Adoption as God's act is an eternal process of His gracious love, for He "fore-ordained us unto adoption as sons through Jesus Christ unto himself, according to the good pleasure of his will" (Eph 1:5).

1. Divine Fatherhood:

The motive and impulse of Fatherhood which result in adoption were eternally real and active in God. In some sense He had bestowed the adoption upon Israel (Ro 9:4). "Israel is my son, my first-born" (Ex 4:22; compare De 14:1; 32:6; Jer 31:9; Ho 11:1). God could not reveal Himself at all without revealing something of His Fatherhood, but the whole revelation was as yet partial and prophetic. When "God sent forth his Son" to redeem them that were under the law," it became possible for men to receive the adoption; for to those who are willing to receive it, He sent the Spirit of the eternal Son to testify in their hearts that they are sons of God, and to give them confidence and utterance to enable them to call God their Father (Ga 4:5-6; Ro 8:15).

2. Its Cosmic Range:

But this experience also is incomplete, and looks forward to a fuller adoption in the response, not only of man's spirit, but of the whole creation, including man's body, to the Fatherhood of God (Ro 8:23).

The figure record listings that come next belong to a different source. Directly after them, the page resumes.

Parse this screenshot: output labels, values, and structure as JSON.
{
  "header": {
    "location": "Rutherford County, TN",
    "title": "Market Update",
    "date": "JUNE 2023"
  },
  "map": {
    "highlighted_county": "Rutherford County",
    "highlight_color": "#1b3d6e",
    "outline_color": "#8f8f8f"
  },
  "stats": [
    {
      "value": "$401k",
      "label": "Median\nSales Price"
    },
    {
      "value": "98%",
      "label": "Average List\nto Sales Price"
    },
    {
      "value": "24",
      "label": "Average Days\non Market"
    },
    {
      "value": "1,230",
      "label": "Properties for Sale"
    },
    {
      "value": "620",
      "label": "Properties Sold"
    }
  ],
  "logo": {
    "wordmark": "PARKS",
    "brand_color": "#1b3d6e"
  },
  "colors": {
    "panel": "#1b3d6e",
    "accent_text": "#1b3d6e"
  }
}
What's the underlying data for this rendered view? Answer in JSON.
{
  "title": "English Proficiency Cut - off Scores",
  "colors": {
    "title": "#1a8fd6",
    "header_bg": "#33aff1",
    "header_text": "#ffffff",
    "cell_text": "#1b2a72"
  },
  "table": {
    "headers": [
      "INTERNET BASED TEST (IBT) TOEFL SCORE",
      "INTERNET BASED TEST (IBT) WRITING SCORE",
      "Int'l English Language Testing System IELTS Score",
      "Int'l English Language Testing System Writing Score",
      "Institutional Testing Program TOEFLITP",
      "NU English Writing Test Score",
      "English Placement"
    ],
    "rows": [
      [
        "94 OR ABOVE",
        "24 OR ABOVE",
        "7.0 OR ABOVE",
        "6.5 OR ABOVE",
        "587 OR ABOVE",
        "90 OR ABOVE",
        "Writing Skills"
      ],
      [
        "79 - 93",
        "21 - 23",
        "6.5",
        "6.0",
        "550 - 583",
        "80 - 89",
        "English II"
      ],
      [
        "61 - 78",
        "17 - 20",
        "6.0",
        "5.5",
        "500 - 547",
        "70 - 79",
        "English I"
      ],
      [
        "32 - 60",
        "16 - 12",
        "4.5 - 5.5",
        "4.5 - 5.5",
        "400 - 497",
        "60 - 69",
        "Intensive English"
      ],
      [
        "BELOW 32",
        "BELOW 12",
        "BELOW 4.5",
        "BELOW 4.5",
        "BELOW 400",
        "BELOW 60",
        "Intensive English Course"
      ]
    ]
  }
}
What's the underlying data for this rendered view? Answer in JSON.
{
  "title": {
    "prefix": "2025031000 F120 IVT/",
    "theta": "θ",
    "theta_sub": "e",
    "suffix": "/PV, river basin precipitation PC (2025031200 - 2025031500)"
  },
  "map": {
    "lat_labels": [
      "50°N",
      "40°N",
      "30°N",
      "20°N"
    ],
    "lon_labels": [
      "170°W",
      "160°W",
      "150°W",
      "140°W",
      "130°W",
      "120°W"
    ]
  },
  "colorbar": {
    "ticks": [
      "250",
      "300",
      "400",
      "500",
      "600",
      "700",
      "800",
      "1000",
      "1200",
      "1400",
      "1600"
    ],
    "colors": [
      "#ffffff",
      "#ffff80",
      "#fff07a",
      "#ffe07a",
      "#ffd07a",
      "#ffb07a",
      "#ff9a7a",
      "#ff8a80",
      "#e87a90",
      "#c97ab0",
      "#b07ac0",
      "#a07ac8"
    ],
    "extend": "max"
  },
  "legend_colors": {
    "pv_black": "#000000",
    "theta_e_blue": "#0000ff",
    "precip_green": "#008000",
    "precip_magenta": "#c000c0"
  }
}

Every filial spirit now groans, because it finds itself imprisoned in a body subjected to vanity, but it awaits a redemption of the body, perhaps in the resurrection, or in some final consummation, when the whole material creation shall be transformed into a fitting environment for the sons of God, the creation itself delivered from the bondage of corruption into the liberty of the glory of the children of God (Ro 8:21). Then will adoption be complete, when man's whole personality shall be in harmony with the spirit of sonship, and the whole universe favorable to its perseverance in a state of blessedness.

See CHILDREN OF GOD.

LITERATURE:

Lightfoot, Galatians; Sanday, Romans; Lidgett, Fatherhood of God; Ritschl, Justification and Reconciliation.